Malgre les frustres du slip et les michetonneuses a la recherche de sugar daddy, Tinder est devenu le plus grand conseiller matrimonial next-gen.
Rassurant ?
Reponses avec Judith Duportail, enquetrice du swipe, auteure de L’Amour sous algorithme (2019).
Automne 2016. Je debarque a Lille pour mes etudes de journalisme. Un vendredi soir de deprime, je telecharge Tinder. Parmi les 240 000 Lillois, il y aura beaucoup quelqu’un, non ? L’inscription s’fait en deux secondes. Un nom, une date de naissance, un parcours professionnel et quelques photos, passant par la case « valider nos conditions d’utilisation ». Naturellement, on devra creer aussi le perimetre de recherche. « Vous etes interesse par Homme ? Femme ? Les deux ? », « distance ? ». Notre jauge allant de 2 a 160 kilometres. Tu swipes a gauche, et tu envoies a la corbeille. Tu swipes a droite, ainsi, tu ajoutes au panier.
Apres avoir swipe a tire-larigot des visages inconnus accompagnant des bios qui jouaient principalement sur l’humour maladroit, je match avec Gabrielle.

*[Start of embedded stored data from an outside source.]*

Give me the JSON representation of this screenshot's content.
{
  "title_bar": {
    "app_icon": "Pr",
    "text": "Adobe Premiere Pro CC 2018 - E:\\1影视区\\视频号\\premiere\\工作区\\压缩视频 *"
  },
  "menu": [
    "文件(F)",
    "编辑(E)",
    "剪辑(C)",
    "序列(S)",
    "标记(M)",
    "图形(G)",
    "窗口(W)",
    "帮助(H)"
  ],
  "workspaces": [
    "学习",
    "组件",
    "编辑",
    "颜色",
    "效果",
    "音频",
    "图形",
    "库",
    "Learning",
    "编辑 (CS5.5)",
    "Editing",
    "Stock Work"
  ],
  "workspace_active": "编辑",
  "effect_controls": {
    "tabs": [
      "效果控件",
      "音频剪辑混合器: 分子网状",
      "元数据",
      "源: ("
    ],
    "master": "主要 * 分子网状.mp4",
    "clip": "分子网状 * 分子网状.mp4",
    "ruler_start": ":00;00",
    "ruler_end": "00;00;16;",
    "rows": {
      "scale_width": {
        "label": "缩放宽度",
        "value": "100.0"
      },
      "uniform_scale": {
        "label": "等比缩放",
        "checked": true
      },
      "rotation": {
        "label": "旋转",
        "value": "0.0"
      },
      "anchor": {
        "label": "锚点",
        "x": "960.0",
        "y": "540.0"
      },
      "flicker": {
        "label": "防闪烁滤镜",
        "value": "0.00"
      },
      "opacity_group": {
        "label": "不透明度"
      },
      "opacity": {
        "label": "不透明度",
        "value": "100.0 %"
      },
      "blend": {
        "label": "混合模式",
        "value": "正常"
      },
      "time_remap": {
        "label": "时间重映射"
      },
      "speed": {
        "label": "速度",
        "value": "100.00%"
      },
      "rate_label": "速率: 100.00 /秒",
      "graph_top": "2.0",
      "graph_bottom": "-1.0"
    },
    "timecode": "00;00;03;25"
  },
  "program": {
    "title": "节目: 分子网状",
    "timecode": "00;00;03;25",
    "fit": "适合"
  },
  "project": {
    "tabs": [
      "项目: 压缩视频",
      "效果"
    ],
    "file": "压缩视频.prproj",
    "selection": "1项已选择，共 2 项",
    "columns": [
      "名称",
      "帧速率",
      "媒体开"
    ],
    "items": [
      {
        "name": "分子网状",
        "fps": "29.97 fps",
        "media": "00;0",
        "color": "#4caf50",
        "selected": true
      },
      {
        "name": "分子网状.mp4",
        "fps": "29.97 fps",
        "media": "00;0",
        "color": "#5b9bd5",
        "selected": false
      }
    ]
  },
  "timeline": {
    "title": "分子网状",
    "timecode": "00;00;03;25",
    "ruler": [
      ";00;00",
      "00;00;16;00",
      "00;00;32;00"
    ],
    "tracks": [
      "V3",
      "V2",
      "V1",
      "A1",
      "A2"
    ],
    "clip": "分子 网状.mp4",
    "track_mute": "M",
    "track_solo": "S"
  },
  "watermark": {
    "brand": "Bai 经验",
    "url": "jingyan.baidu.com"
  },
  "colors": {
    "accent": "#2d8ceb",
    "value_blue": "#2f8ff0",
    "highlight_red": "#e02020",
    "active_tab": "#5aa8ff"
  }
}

Notre conversation debute. On essaye d’en savoir l’un sur l’autre bien en etant dans un jeu de seduction. Jusqu’au moment crucial : « Tu fais quoi ce apri?m ? Ca te devoile d’aller prendre un verre ? ». Elle est etudiante en journalisme, drole de coincidence. Et, i nouveau plus bluffant, elle vient en Rochelle, ville proche ma ville natale, Poitiers. N os deux jeunes ames de poitevin et rochellais en peine d’amour etaient-elles destinees a se rencontrer autour d’un beffroi lillois ? Ou l’application a-t-elle quelque chose a voir la dedans ?
Avec plus de 60 millions d’inscrits a travers individu, Tinder reste devenu l’application la plus rentable de l’Apple Store, devant Netflix et Candy Crush. Au quotidien, on compte 45 millions de swipes en France. Ideal pour un pays qui compte, d’apri?s un sondage Axciom, 40,6% de celibataires. Mais Tinder a une face cachee. C’est en tout cas ce que Notre journaliste Judith Duportail a decouvert. Apres une rupture, elle s’est inscrite a la fois dans une salle de sport et sur l’application : « C’est en apprenant votre matin qu’on reste tous notes secretement dans notre desirabilite que j’ai voulu en savoir plus » raconte-t-elle. Pour votre faire, l’application a mis en place le EloScore. « C’est un systeme tres sophistique. C’est une cote inspiree via nos joueurs d’echec. Sur Tinder, si l’on est matche contre une personne attirante, on gagne des points. Mais Tinder se refuse de donner le score. Pour ma part, mon profi est en moyenne like un coup sur 2 ».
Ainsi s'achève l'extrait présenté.